Iran vows fast trials over protests after Trump threat
Iran vows fast trials over protests after Trump threat

The Evolution of Iran Vows Fast Trials Over Protests After Trump Threat
Iran has vowed to hold fast-track trials for those detained in connection with massive protests after US President Donald Trump threatened “very strong action” if the Islamic Republic went ahead with hangings. International outrage has built over a crackdown on the demonstrations, which a rights group said has likely killed thousands in one of the biggest challenges yet to Iran’s clerical leadership.
Iranian authorities have insisted they have regained control of the country after successive nights of mass protests, repeatedly accusing the demonstrators of carrying out “acts of terror” similar to those committed by Islamic State. Judiciary chief Gholamhossein Mohseni Ejei said on a visit to a prison holding protest detainees that “if a person burned someone, beheaded someone, and set them on fire, then we must do our work quickly,” in comments broadcast on state television.
Iranian news agencies also quoted him as saying the trials should be held in public and stated he had spent five hours at a prison in Tehran to examine the cases. Trump said in a CBS News interview on Tuesday that the US would act if Iran began hanging protesters. “We will take very strong action if they do such a thing,” said the US leader, who has repeatedly threatened Iran with military intervention.
“When they start killing thousands of people — and now you’re telling me about hanging. We’ll see how that’s going to work out for them,” Trump said.

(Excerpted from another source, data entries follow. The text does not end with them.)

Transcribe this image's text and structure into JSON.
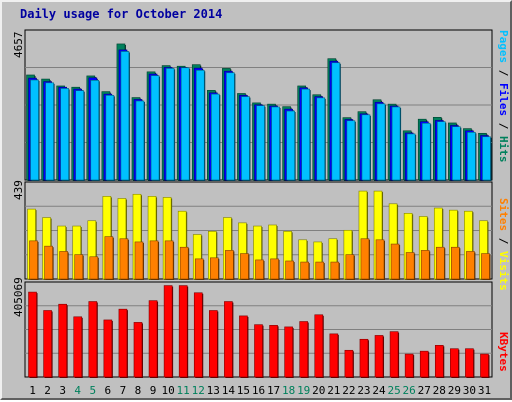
{
  "chart_data": [
    {
      "type": "bar",
      "title": "Daily usage for October 2014",
      "categories": [
        "1",
        "2",
        "3",
        "4",
        "5",
        "6",
        "7",
        "8",
        "9",
        "10",
        "11",
        "12",
        "13",
        "14",
        "15",
        "16",
        "17",
        "18",
        "19",
        "20",
        "21",
        "22",
        "23",
        "24",
        "25",
        "26",
        "27",
        "28",
        "29",
        "30",
        "31"
      ],
      "weekend_days": [
        "4",
        "5",
        "11",
        "12",
        "18",
        "19",
        "25",
        "26"
      ],
      "ymax_label": "4657",
      "ylim": [
        0,
        4657
      ],
      "series": [
        {
          "name": "Hits",
          "color": "#00805C",
          "values": [
            3350,
            3220,
            3000,
            2960,
            3320,
            2820,
            4340,
            2630,
            3450,
            3650,
            3630,
            3680,
            2860,
            3560,
            2760,
            2460,
            2420,
            2340,
            3000,
            2720,
            3870,
            1990,
            2180,
            2560,
            2420,
            1570,
            1940,
            2000,
            1820,
            1640,
            1490
          ]
        },
        {
          "name": "Files",
          "color": "#0000FF",
          "values": [
            3250,
            3140,
            2960,
            2900,
            3260,
            2740,
            4150,
            2570,
            3380,
            3590,
            3590,
            3570,
            2780,
            3470,
            2700,
            2400,
            2360,
            2260,
            2940,
            2660,
            3790,
            1930,
            2110,
            2480,
            2360,
            1500,
            1860,
            1900,
            1740,
            1570,
            1420
          ]
        },
        {
          "name": "Pages",
          "color": "#00C0FF",
          "values": [
            3190,
            3100,
            2920,
            2850,
            3180,
            2700,
            4100,
            2520,
            3330,
            3560,
            3580,
            3500,
            2740,
            3420,
            2660,
            2370,
            2330,
            2200,
            2900,
            2620,
            3740,
            1890,
            2080,
            2430,
            2330,
            1470,
            1810,
            1860,
            1700,
            1520,
            1380
          ]
        }
      ]
    },
    {
      "type": "bar",
      "categories": [
        "1",
        "2",
        "3",
        "4",
        "5",
        "6",
        "7",
        "8",
        "9",
        "10",
        "11",
        "12",
        "13",
        "14",
        "15",
        "16",
        "17",
        "18",
        "19",
        "20",
        "21",
        "22",
        "23",
        "24",
        "25",
        "26",
        "27",
        "28",
        "29",
        "30",
        "31"
      ],
      "ymax_label": "439",
      "ylim": [
        0,
        439
      ],
      "series": [
        {
          "name": "Visits",
          "color": "#FFFF00",
          "values": [
            330,
            290,
            250,
            250,
            275,
            390,
            380,
            400,
            390,
            385,
            320,
            210,
            225,
            290,
            265,
            250,
            255,
            225,
            185,
            175,
            190,
            230,
            415,
            415,
            355,
            310,
            295,
            335,
            325,
            320,
            275
          ]
        },
        {
          "name": "Sites",
          "color": "#FF8000",
          "values": [
            180,
            155,
            130,
            115,
            105,
            200,
            190,
            175,
            180,
            180,
            150,
            95,
            100,
            135,
            120,
            90,
            95,
            85,
            80,
            80,
            80,
            115,
            190,
            185,
            165,
            125,
            135,
            150,
            150,
            130,
            120
          ]
        }
      ]
    },
    {
      "type": "bar",
      "categories": [
        "1",
        "2",
        "3",
        "4",
        "5",
        "6",
        "7",
        "8",
        "9",
        "10",
        "11",
        "12",
        "13",
        "14",
        "15",
        "16",
        "17",
        "18",
        "19",
        "20",
        "21",
        "22",
        "23",
        "24",
        "25",
        "26",
        "27",
        "28",
        "29",
        "30",
        "31"
      ],
      "ymax_label": "405069",
      "ylim": [
        0,
        405069
      ],
      "series": [
        {
          "name": "KBytes",
          "color": "#FF0000",
          "values": [
            378000,
            296000,
            324000,
            268000,
            336000,
            254000,
            302000,
            243000,
            340000,
            407000,
            407000,
            375000,
            296000,
            336000,
            272000,
            233000,
            230000,
            223000,
            247000,
            277000,
            192000,
            119000,
            168000,
            185000,
            202000,
            102000,
            115000,
            141000,
            126000,
            126000,
            102000
          ]
        }
      ]
    }
  ]
}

Tehran called the American warnings a “pretext for military intervention.” Iran’s United Nations mission posted a statement on Twitter, vowing that Washington’s “playbook” would “fail again.”
“US fantasies and policy toward Iran are rooted in regime change, with sanctions, threats, engineered unrest, and chaos serving as the modus operandi to manufacture a pretext for military intervention,” the statement said. Rights groups accuse the government of fatally shooting protesters and masking the scale of the crackdown with an internet blackout imposed on January 8.
“Metrics show #Iran remains offline as the country wakes to another day of digital darkness,” said Internet monitor Netblocks on Wednesday in a Twitter post, adding that the blackout had lasted 132 hours. Some information has trickled out of Iran, however. New videos on social media, with locations verified by Agence France-Presse (AFP), showed bodies lined up in the Kahrizak morgue just south of the Iranian capital, with the corpses wrapped in black bags and distraught relatives searching for loved ones.
Tehran prosecutors have said Iranian authorities would press capital charges of “waging war against God” on some detainees. The US State Department on its Farsi-language Twitter account said 26-year-old protestor Erfan Soltani had been sentenced to be executed on Wednesday. “Erfan is the first protester to be sentenced to death, but he won’t be the last,” the department said, adding that more than 10,600 Iranians have been arrested.